My employer (and the insurance company that provides my ‘temporary disability’ paycheck) encourages women in my condition, so to speak, to take two weeks off prior to their due dates. I’m getting paid for these two weeks, and if I choose not to take them there is no option to tack them on to my post-baby leave, hence I decided to go ahead and take advantage of some summer vacation pre-baby, so to speak. The only downside, as my mother has pointed out, is that I now have no daily employment to distract me during the last days/weeks of pregnancy, which is indeed troublesome.
Luckily, there are a good number of things I wanted to accomplish pre-baby, and I’ve set about checking them off my list over the past week.

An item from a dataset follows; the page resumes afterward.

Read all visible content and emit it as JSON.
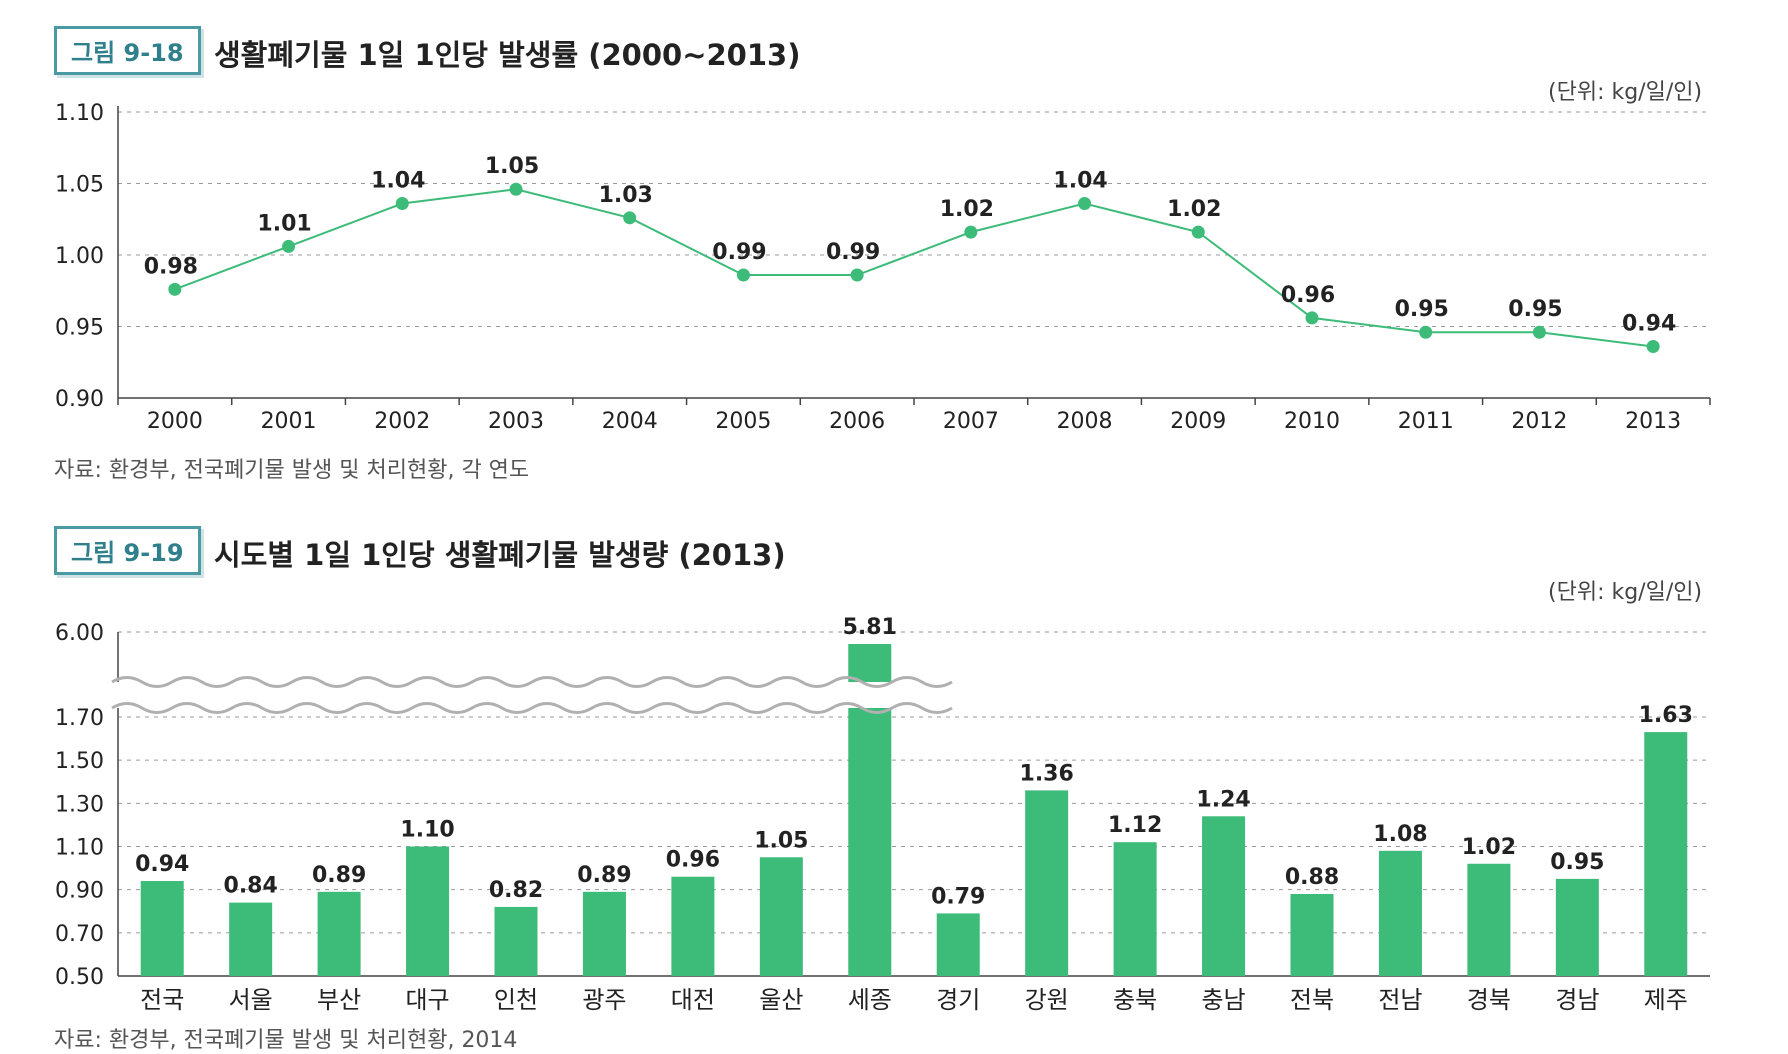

Cloth diapers: check. Laundry and house cleaning: check. Food shopping and preparation: check. Resting, meditating, yoga, and general attempts at zen: more or less check. Socializing with some of my favorite people prior to the arrival of an infant: check.

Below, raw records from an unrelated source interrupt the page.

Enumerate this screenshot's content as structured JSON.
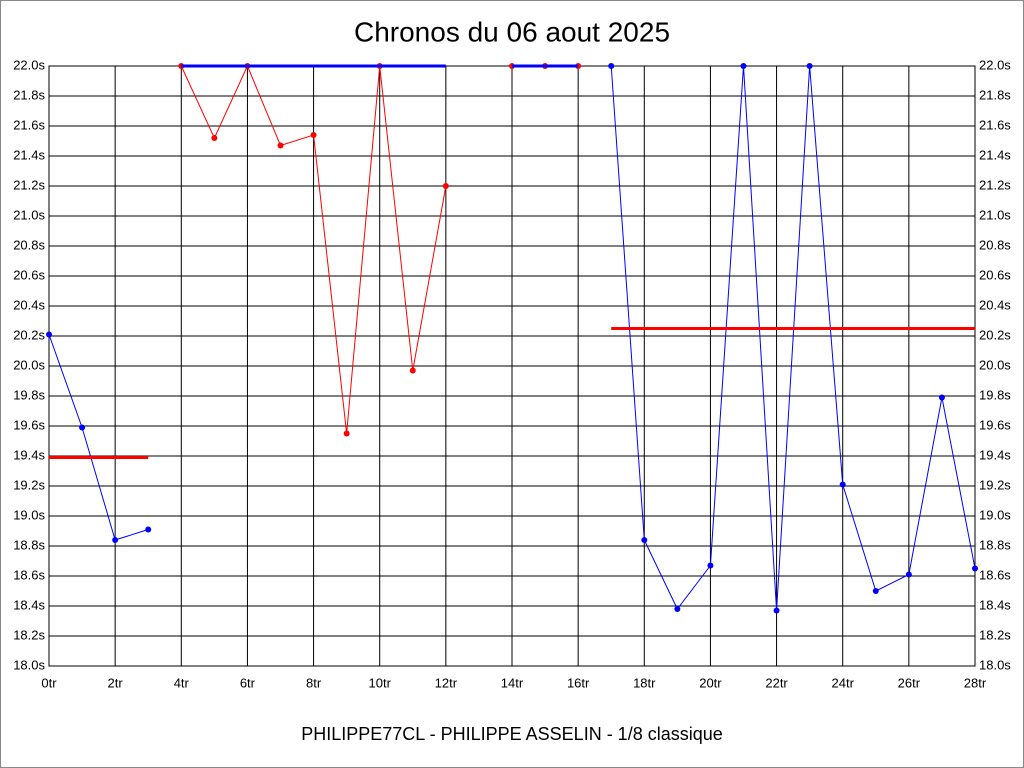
{
  "chart_data": {
    "type": "line",
    "title": "Chronos du 06 aout 2025",
    "xlabel": "PHILIPPE77CL - PHILIPPE ASSELIN - 1/8 classique",
    "grid": true,
    "xlim": [
      0,
      28
    ],
    "ylim": [
      18.0,
      22.0
    ],
    "xticks": [
      {
        "value": 0,
        "label": "0tr"
      },
      {
        "value": 2,
        "label": "2tr"
      },
      {
        "value": 4,
        "label": "4tr"
      },
      {
        "value": 6,
        "label": "6tr"
      },
      {
        "value": 8,
        "label": "8tr"
      },
      {
        "value": 10,
        "label": "10tr"
      },
      {
        "value": 12,
        "label": "12tr"
      },
      {
        "value": 14,
        "label": "14tr"
      },
      {
        "value": 16,
        "label": "16tr"
      },
      {
        "value": 18,
        "label": "18tr"
      },
      {
        "value": 20,
        "label": "20tr"
      },
      {
        "value": 22,
        "label": "22tr"
      },
      {
        "value": 24,
        "label": "24tr"
      },
      {
        "value": 26,
        "label": "26tr"
      },
      {
        "value": 28,
        "label": "28tr"
      }
    ],
    "yticks": [
      {
        "value": 18.0,
        "label": "18.0s"
      },
      {
        "value": 18.2,
        "label": "18.2s"
      },
      {
        "value": 18.4,
        "label": "18.4s"
      },
      {
        "value": 18.6,
        "label": "18.6s"
      },
      {
        "value": 18.8,
        "label": "18.8s"
      },
      {
        "value": 19.0,
        "label": "19.0s"
      },
      {
        "value": 19.2,
        "label": "19.2s"
      },
      {
        "value": 19.4,
        "label": "19.4s"
      },
      {
        "value": 19.6,
        "label": "19.6s"
      },
      {
        "value": 19.8,
        "label": "19.8s"
      },
      {
        "value": 20.0,
        "label": "20.0s"
      },
      {
        "value": 20.2,
        "label": "20.2s"
      },
      {
        "value": 20.4,
        "label": "20.4s"
      },
      {
        "value": 20.6,
        "label": "20.6s"
      },
      {
        "value": 20.8,
        "label": "20.8s"
      },
      {
        "value": 21.0,
        "label": "21.0s"
      },
      {
        "value": 21.2,
        "label": "21.2s"
      },
      {
        "value": 21.4,
        "label": "21.4s"
      },
      {
        "value": 21.6,
        "label": "21.6s"
      },
      {
        "value": 21.8,
        "label": "21.8s"
      },
      {
        "value": 22.0,
        "label": "22.0s"
      }
    ],
    "series": [
      {
        "color": "#0000ff",
        "x": [
          0,
          1,
          2,
          3,
          4,
          17,
          18,
          19,
          20,
          21,
          22,
          23,
          24,
          25,
          26,
          27,
          28
        ],
        "values": [
          20.21,
          19.59,
          18.84,
          18.91,
          null,
          22.0,
          18.84,
          18.38,
          18.67,
          22.0,
          18.37,
          22.0,
          19.21,
          18.5,
          18.61,
          19.79,
          18.65
        ]
      },
      {
        "color": "#ff0000",
        "x": [
          4,
          5,
          6,
          7,
          8,
          9,
          10,
          11,
          12,
          13,
          14,
          15,
          16
        ],
        "values": [
          22.0,
          21.52,
          22.0,
          21.47,
          21.54,
          19.55,
          22.0,
          19.97,
          21.2,
          null,
          22.0,
          22.0,
          22.0
        ]
      }
    ],
    "hlines": [
      {
        "color": "#ff0000",
        "x": [
          0,
          3
        ],
        "y": 19.39
      },
      {
        "color": "#ff0000",
        "x": [
          17,
          28
        ],
        "y": 20.25
      },
      {
        "color": "#0000ff",
        "x": [
          4,
          12
        ],
        "y": 22.0
      },
      {
        "color": "#0000ff",
        "x": [
          14,
          16
        ],
        "y": 22.0
      }
    ]
  }
}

Today I spent the afternoon in the city with a good friend, lunching and shopping (actually, she was shopping and I was following her around and sporadically purchasing things I didn’t really need, like dish towels, chocolate, and superfluous stationary) and generally enjoying a the lovely weather. As I left the city, the heavens opened and a series of summer storms commenced in sporadic succession.

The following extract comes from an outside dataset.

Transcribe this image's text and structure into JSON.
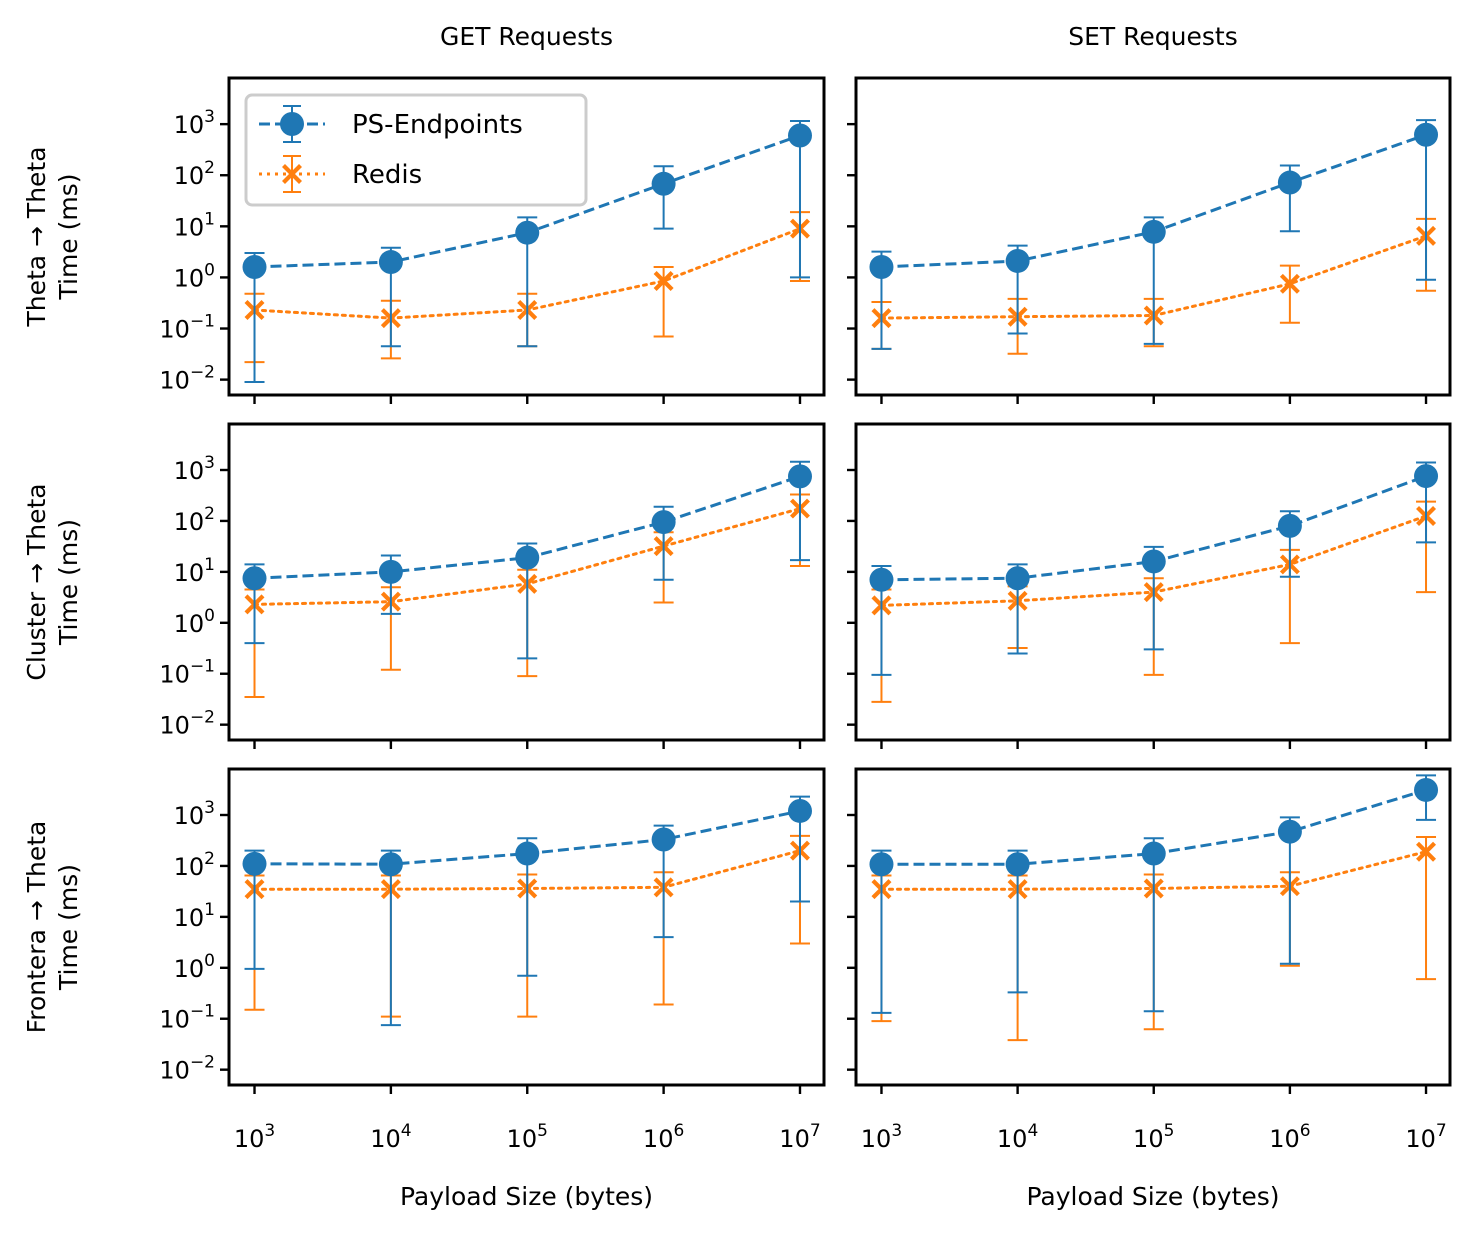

There is something absolutely magical about this sort of violent barometric transformation (especially when one has just consumed a large amount of frozen chocolate, courtesy of L.A. Burdick). I remember a particular 4th of July when the much-anticipated fireworks had been rained out, and my brother and sister and I were beside ourselves with sulky disappointment. As evening fell, mocking with an overcast horizon, a storm rose over the harbor and became visible from the large windows in our living room. I remember us standing there, speechless and awed by the beauty and spectacle of roiling thunderheads and furious lightening, the urgent and maniacal demonstration of nature’s power over our heads.
By the time I made it home the squalls had subsided somewhat, and the dog and I set out in the darkening twilight woods for a final walk of the day. My poor swollen, pregnant feet, sore from trekking the streets of Boston, are somehow always able to rally in the forest: this is a different kind of walking, over soft earth and roots and leaf mold, with the Jurassic frog-song and the soft, tropical weight of the summer night heavy against my shoulders.
So here ends my first week off. I said I wanted this time to get my feet underneath me and complete these final preparations, and so I have. Going forward, everything else is just gravy. Or, in other words: I’m ready now, baby, whenever you are.